Così, quando tutti si congedarono, fu faticoso restare a galla, trovare il senso di quel mare che ci circondava senza offrirci alcuna sponda verso la quale nuotare. Una volta spenta la luce, il nostro letto era la zattera con cui dovevamo affrontare un oceano di petrolio, appiattito da una nera bonaccia.
«Me l'hanno ammazzata... me l'hanno ammazzata...» ripeteva Elena con la cadenza trascinata di una litania. Continuò per ore, con il fisico tormentato da una febbre fredda.
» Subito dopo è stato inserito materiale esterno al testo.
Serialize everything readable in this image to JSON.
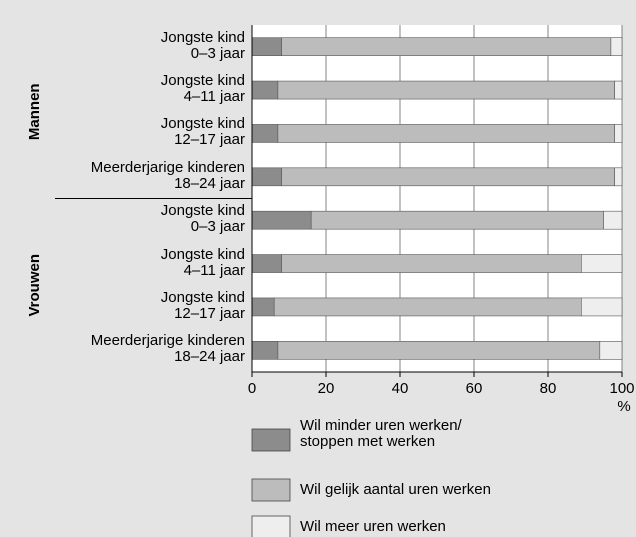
{
  "chart_data": {
    "type": "stacked-barh",
    "categories": [
      "Jongste kind\n0–3 jaar",
      "Jongste kind\n4–11 jaar",
      "Jongste kind\n12–17 jaar",
      "Meerderjarige kinderen\n18–24 jaar",
      "Jongste kind\n0–3 jaar",
      "Jongste kind\n4–11 jaar",
      "Jongste kind\n12–17 jaar",
      "Meerderjarige kinderen\n18–24 jaar"
    ],
    "groups": [
      {
        "name": "Mannen",
        "from": 0,
        "to": 3
      },
      {
        "name": "Vrouwen",
        "from": 4,
        "to": 7
      }
    ],
    "series": [
      {
        "name": "Wil minder uren werken/\nstoppen met werken",
        "color": "#8c8c8c",
        "values": [
          8,
          7,
          7,
          8,
          16,
          8,
          6,
          7
        ]
      },
      {
        "name": "Wil gelijk aantal uren werken",
        "color": "#bcbcbc",
        "values": [
          89,
          91,
          91,
          90,
          79,
          81,
          83,
          87
        ]
      },
      {
        "name": "Wil meer uren werken",
        "color": "#eeeeee",
        "values": [
          3,
          2,
          2,
          2,
          5,
          11,
          11,
          6
        ]
      }
    ],
    "xlim": [
      0,
      100
    ],
    "xticks": [
      0,
      20,
      40,
      60,
      80,
      100
    ],
    "xlabel": "%",
    "grid": true
  }
}
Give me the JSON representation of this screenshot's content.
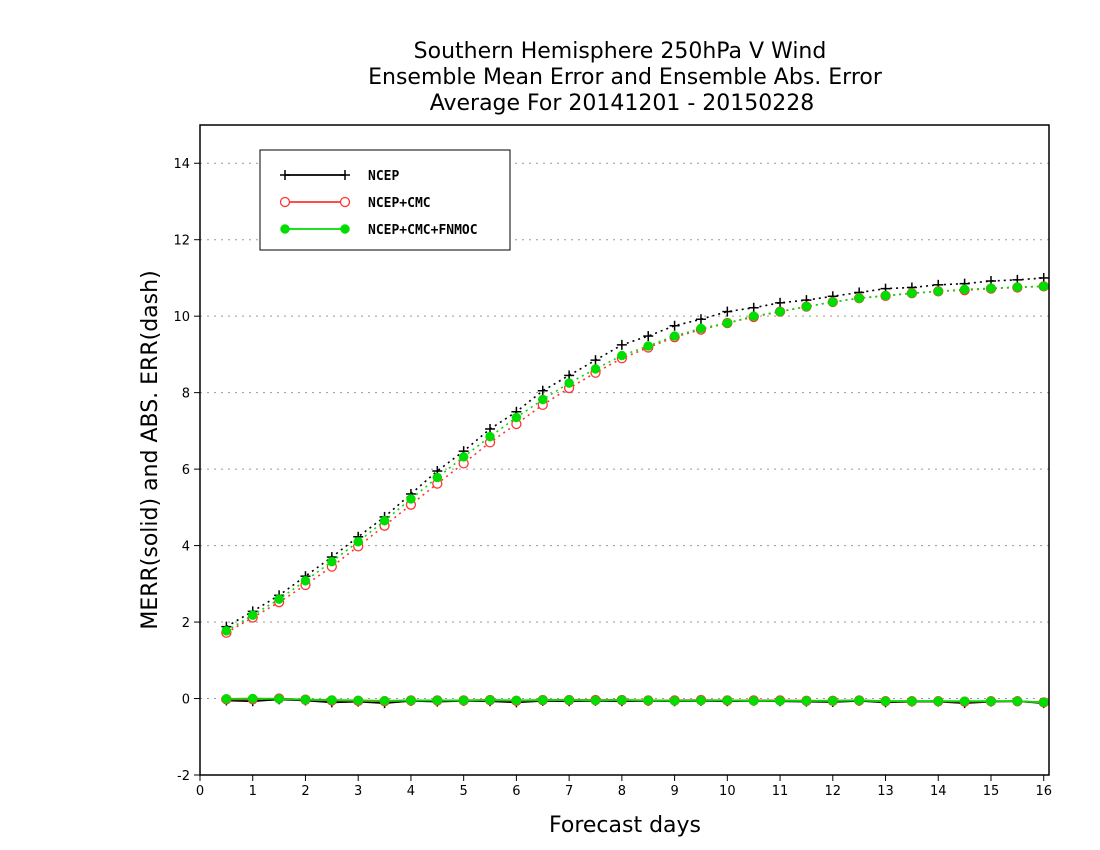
{
  "chart_data": {
    "type": "line",
    "title": [
      "Southern Hemisphere 250hPa V Wind",
      "Ensemble Mean Error and Ensemble Abs. Error",
      "Average For 20141201 - 20150228"
    ],
    "xlabel": "Forecast days",
    "ylabel": "MERR(solid) and ABS. ERR(dash)",
    "xlim": [
      0,
      16.1
    ],
    "ylim": [
      -2,
      15
    ],
    "xticks": [
      "0",
      "1",
      "2",
      "3",
      "4",
      "5",
      "6",
      "7",
      "8",
      "9",
      "10",
      "11",
      "12",
      "13",
      "14",
      "15",
      "16"
    ],
    "yticks": [
      "-2",
      "0",
      "2",
      "4",
      "6",
      "8",
      "10",
      "12",
      "14"
    ],
    "grid": "horizontal dotted",
    "legend_position": "top-left",
    "x": [
      0.5,
      1,
      1.5,
      2,
      2.5,
      3,
      3.5,
      4,
      4.5,
      5,
      5.5,
      6,
      6.5,
      7,
      7.5,
      8,
      8.5,
      9,
      9.5,
      10,
      10.5,
      11,
      11.5,
      12,
      12.5,
      13,
      13.5,
      14,
      14.5,
      15,
      15.5,
      16
    ],
    "series": [
      {
        "name": "NCEP",
        "color": "#000000",
        "marker": "plus",
        "abs_error": [
          1.88,
          2.28,
          2.7,
          3.2,
          3.7,
          4.23,
          4.75,
          5.35,
          5.95,
          6.47,
          7.05,
          7.5,
          8.05,
          8.45,
          8.85,
          9.25,
          9.48,
          9.75,
          9.92,
          10.12,
          10.22,
          10.35,
          10.42,
          10.52,
          10.62,
          10.72,
          10.75,
          10.82,
          10.85,
          10.92,
          10.95,
          11.0
        ],
        "mean_error": [
          -0.05,
          -0.07,
          -0.02,
          -0.05,
          -0.1,
          -0.08,
          -0.12,
          -0.06,
          -0.08,
          -0.06,
          -0.07,
          -0.1,
          -0.06,
          -0.07,
          -0.06,
          -0.07,
          -0.06,
          -0.07,
          -0.06,
          -0.07,
          -0.06,
          -0.07,
          -0.08,
          -0.09,
          -0.06,
          -0.1,
          -0.08,
          -0.08,
          -0.12,
          -0.08,
          -0.07,
          -0.12
        ]
      },
      {
        "name": "NCEP+CMC",
        "color": "#ff3333",
        "marker": "open-circle",
        "abs_error": [
          1.72,
          2.12,
          2.52,
          2.97,
          3.45,
          3.98,
          4.52,
          5.07,
          5.62,
          6.15,
          6.7,
          7.18,
          7.68,
          8.12,
          8.52,
          8.9,
          9.18,
          9.45,
          9.65,
          9.82,
          9.98,
          10.12,
          10.25,
          10.37,
          10.47,
          10.53,
          10.6,
          10.65,
          10.68,
          10.72,
          10.75,
          10.78
        ],
        "mean_error": [
          -0.02,
          -0.02,
          0.0,
          -0.03,
          -0.05,
          -0.06,
          -0.07,
          -0.05,
          -0.05,
          -0.05,
          -0.04,
          -0.06,
          -0.04,
          -0.04,
          -0.04,
          -0.04,
          -0.05,
          -0.05,
          -0.04,
          -0.05,
          -0.05,
          -0.05,
          -0.06,
          -0.06,
          -0.05,
          -0.07,
          -0.07,
          -0.07,
          -0.08,
          -0.07,
          -0.07,
          -0.1
        ]
      },
      {
        "name": "NCEP+CMC+FNMOC",
        "color": "#00dd00",
        "marker": "filled-circle",
        "abs_error": [
          1.77,
          2.18,
          2.6,
          3.08,
          3.58,
          4.1,
          4.65,
          5.22,
          5.78,
          6.32,
          6.85,
          7.35,
          7.82,
          8.25,
          8.62,
          8.97,
          9.22,
          9.48,
          9.68,
          9.82,
          10.0,
          10.12,
          10.25,
          10.37,
          10.47,
          10.54,
          10.6,
          10.65,
          10.7,
          10.73,
          10.76,
          10.78
        ],
        "mean_error": [
          -0.01,
          0.0,
          -0.01,
          -0.03,
          -0.04,
          -0.05,
          -0.06,
          -0.05,
          -0.05,
          -0.05,
          -0.04,
          -0.05,
          -0.04,
          -0.04,
          -0.05,
          -0.04,
          -0.05,
          -0.06,
          -0.05,
          -0.05,
          -0.06,
          -0.06,
          -0.06,
          -0.06,
          -0.05,
          -0.07,
          -0.07,
          -0.07,
          -0.07,
          -0.07,
          -0.07,
          -0.1
        ]
      }
    ]
  }
}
Poi accese la luce e scuotendo il mio braccio implorò: «Domani andiamo dai Carabinieri, promettimi che mi porti dai Carabinieri. Voglio denunciarli quei medici bastardi, devono andare tutti in galera! Tutti quei maledetti.»
Ero troppo devastato dal dolore per riuscire a curarmi anche del suo. Così, pur non condividendo l'idea di presentare denuncia contro l'ospedale, le promisi che l'avrei accompagnata. È forse proprio in quel momento che si spezzò la nostra unione. Per sempre.
«Me l'hanno ammazzata... me l'hanno ammazzata...» ripeteva Elena, stringendo forse fra le dita un immaginario rosario di proiettili che, uno a uno, ci colpirono finché la luce dell'alba non si rovesciò fredda nel nostro oceano per richiamarci, nonostante tutto, alla vita.
I costi di gestione di una morte, per quanto insignificanti rispetto al dolore, sono materialmente e sorprendentemente molto elevati. Il destino aveva sostituito i cataloghi da sfogliare: non più quelli, consultati solo pochi mesi prima, di carrozzine, culle e lettini, ma altri di una varietà impensabile di piccole bare bianche presentate come auto di lusso. La gentilezza dei titolari delle agenzie funebri, a volte forse troppo abituati alla morte, stona con la merce che vendono e questo contribuiva a rafforzare la sensazione che tutto fosse irreale.